Oct
30
Volatility and the Yen, from Riz Din
October 30, 2008 |
I was just perusing a "Hedge Fund Monitor (27 Oct)" note from Merrill. It cites Trimtabs research reporting record high hedge fund redemptions in September of $43bn, and says:
Such forced selling drive asset prices lower which in turn creates more losses for HFs and lead to more selling- a vicious circle. …We also think that losses to large prime brokers who provide funding to HFs, may have exacerbated some of the forced selling. While HF returns over the past 12 months are negatively correlated to Financials overall they are positively correlated with investment banks, who are also prime brokers to HFs. Just as HFs' cash needs were rising, funding became more difficult.
The note goes on to comment that a popular hedge fund strategy was to invest in equities with cheap yen and points to the strong correlation between USD/JPY and the S&P, giving us yet another variant of the carry trade.
In this narrative, the move in the USD/JPY is less a result of new flows into yen than it is a consequence of severe hedge fund liquidations that have forced an aggressive unwinding of the equity-yen trade. For what it's worth, the ML note looks to the latest COT data (already stale as it reports positions as of last Tuesday's close) and finds crowded net long speculative positions in USD and JPY, suggesting USD/JPY may have further to go on the downside. It's all interesting reading, and almost everyone seems to agree that these violent moves are the result of forced hands, not of a fair reassessment of fundamentals. A good time for the long-term investor to scale in to global equity markets, perhaps. The other thought I had when reading this report is that while I have been expecting a massive rally in USD/JPY when risk appetite subsides, if the USD and other currencies also have super low interest rates by that time, then the yen could have some competition on its hands as the funding currency of choice.
Phil McDonnell writes:
In recent days the yen has been incredibly strong. The other notable feature of recent trading is that volatility has been historically high. Since 9/11 this year there have been 30 trading days. Only four of those have shown less than a 1% move in either direction. High change days are the norm, not the exception these days. VIX has been rising and made repeated new highs and still resides at high levels.

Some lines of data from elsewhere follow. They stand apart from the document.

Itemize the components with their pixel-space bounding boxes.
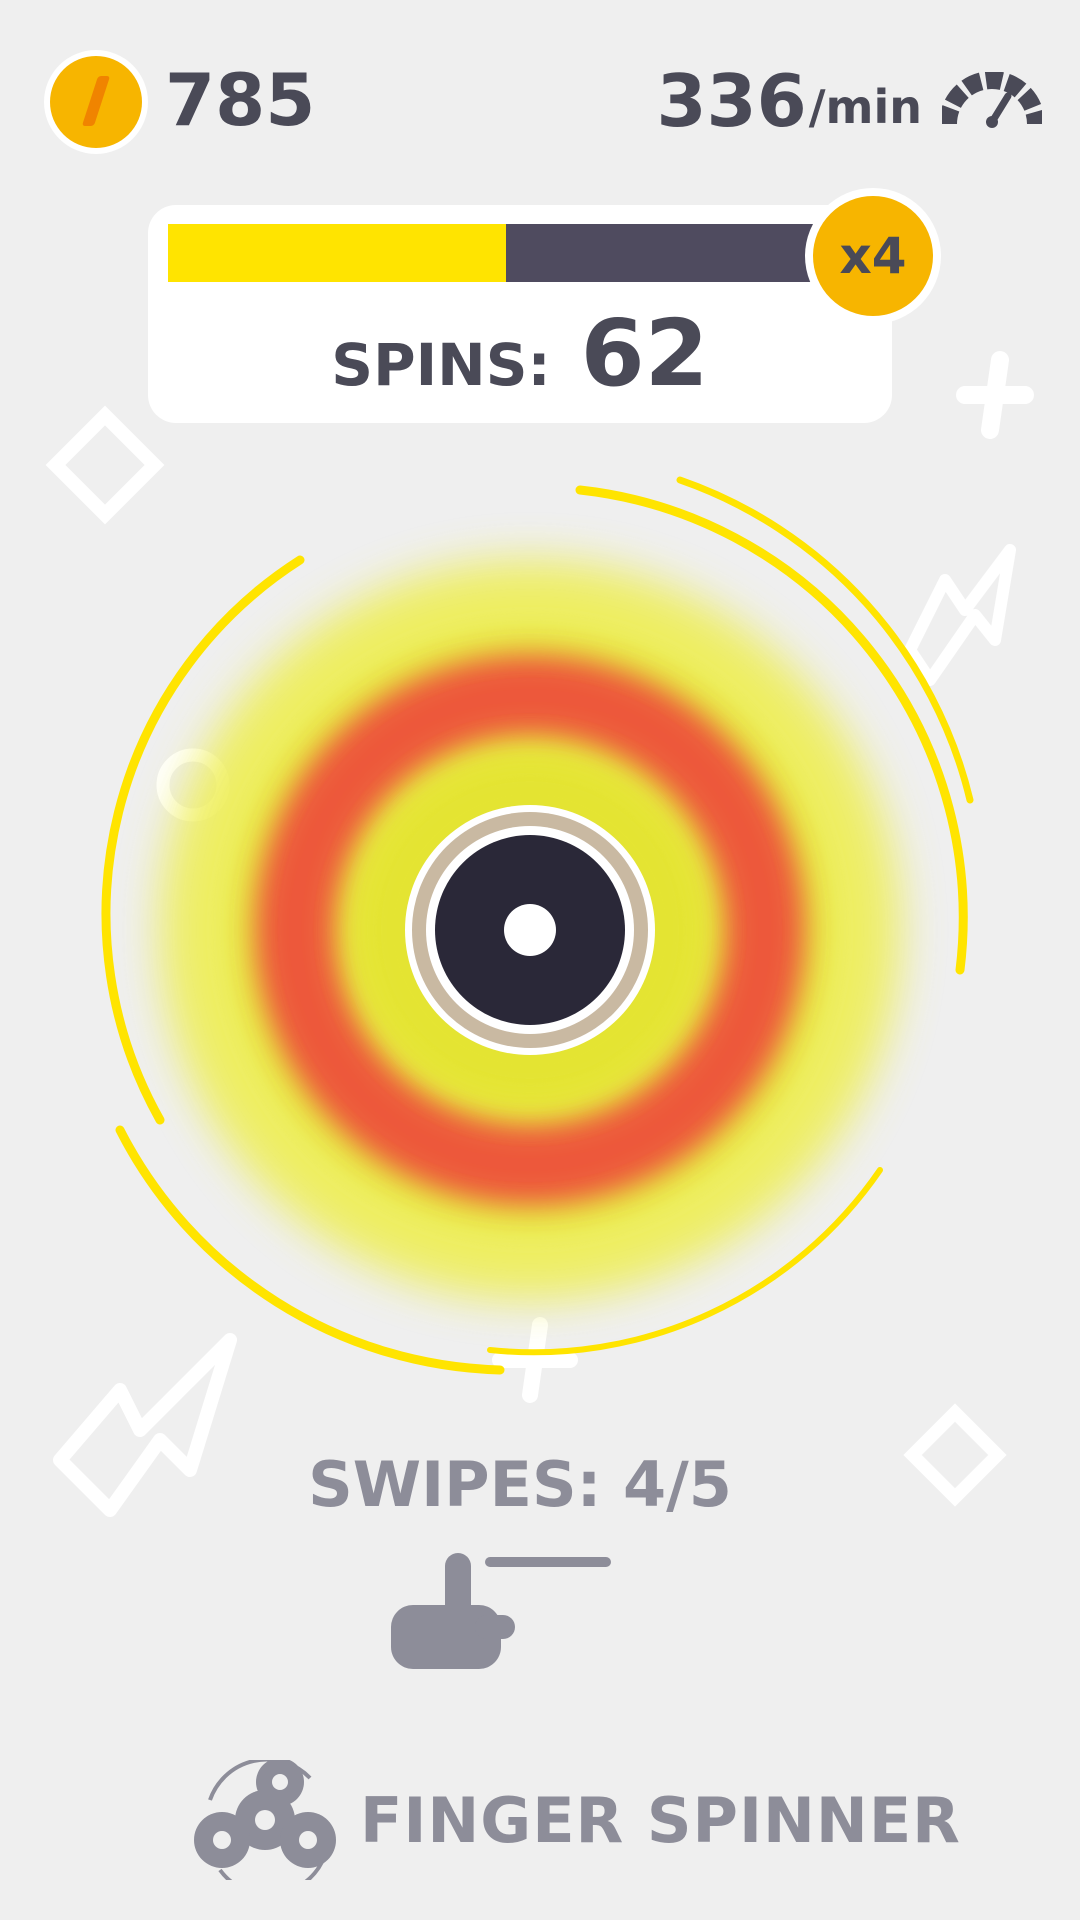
speed-unit: /min bbox=[808, 80, 922, 134]
coin-count: 785 bbox=[165, 58, 316, 142]
brand-name: FINGER SPINNER bbox=[360, 1783, 961, 1857]
spins-label: SPINS: bbox=[331, 331, 551, 399]
speed-value: 336 bbox=[656, 59, 807, 143]
speedometer-icon bbox=[942, 72, 1042, 128]
fidget-spinner-icon bbox=[194, 1760, 336, 1880]
brand-logo: FINGER SPINNER bbox=[190, 1760, 961, 1880]
spins-counter: SPINS: 62 bbox=[148, 300, 892, 410]
swipe-hand-icon bbox=[391, 1553, 611, 1669]
spin-progress-fill bbox=[168, 224, 506, 282]
swipes-counter: SWIPES: 4/5 bbox=[308, 1448, 732, 1521]
cross-decoration bbox=[956, 351, 1034, 439]
spins-value: 62 bbox=[580, 300, 709, 407]
spin-progress-bar bbox=[168, 224, 818, 282]
fidget-spinner[interactable] bbox=[80, 470, 1000, 1390]
game-screen: 785 336 /min x4 SPINS: 62 SWIPES: 4/5 FI… bbox=[0, 0, 1080, 1920]
multiplier-label: x4 bbox=[813, 196, 933, 316]
speed-readout: 336 /min bbox=[656, 56, 1042, 146]
coin-icon bbox=[44, 50, 148, 154]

To see if there is a relationship between these it is often good to look at correlations between coterminous changes. Some of the more notable coincident correlations over the last three months are:
VIX Yen 71%
VIX TBill 68%
Yen TBill 59%
All these relationships are substantial. From these we can conclude that when investors perceive increased risk the money flees to both tbills and yen.
Dr. McDonnell is the author of Optimal Portfolio Modeling, Wiley, 2008
Riz Din adds:
A couple of additional thoughts on the carry trade:
1. One can imagine another reason why the market has fed off itself on the downside is that the carry trade is itself entwined with volatility. The carry trade thrives in a low volatility environment and it is not so long ago that we were experiencing what some called the Great Moderation, an apparently new era of low volatility in the real and financial economy. In such a world where investors are confident that fx rates will lie somewhere within a tight range x months hence, the attractiveness of the interest rate component of low rate currencies grew massively, and the yen and other low rate currencies became cheap financing vehicles for other investments. Alas, to benefit from these low financing rates these investments would have had to have been unhedged for fx risk, and when volatility spiked up, the perceived cushion of saving provided by the lower interest rates paled in comparison to the daily swings in the fx prices. Add this factor to margin calls, margin calls, redemptions, etc and you have another powerful reason for the recent aggressive, self-perpetuating, forced selling that took place across the markets. Always thinking from the other side, after such a large reversal and cleaning out of carry traders, I wonder if there will be opportunities to put this trade on as volatility heads lower– history could be a guide for those who have access to the data. I hear Iceland is offering 18%.
2. I must be missing something obvious here, and maybe this thought can be easily skewered, but I wonder if this simple explanation can be used to show why the carry trade seems to defy economic theory (uncovered interest rate parity) over prolonged periods, only to eventually come crashing down: If two similar bonds or similar stocks are trading massively apart for no reason, immediate buying of one and selling of the other closes the price gap. The price corrects back very quickly and the opportunity disappears in the blink of a eye (Porsche/VW aside). However, entering in to the fx carry trade by selling the low yielding currency and buying the high yielding currency surely only pulls prices further apart, making the carry trade even more attractive to those who use history as a guide. Is this a self-perpetuating cycle that simply carries prices to unsustainable levels?
Alston Mabry replies:
Can't help but think that it has been the other way around: The carry trade and other cheap money forces were what kept volatility low. The image that comes to mind is the pressure of air inside a big balloon, or water inside a sprinkler system; when the pressure is constant, the system is smooth and stable, but when the pressure slacks off, the system sputters and collapses.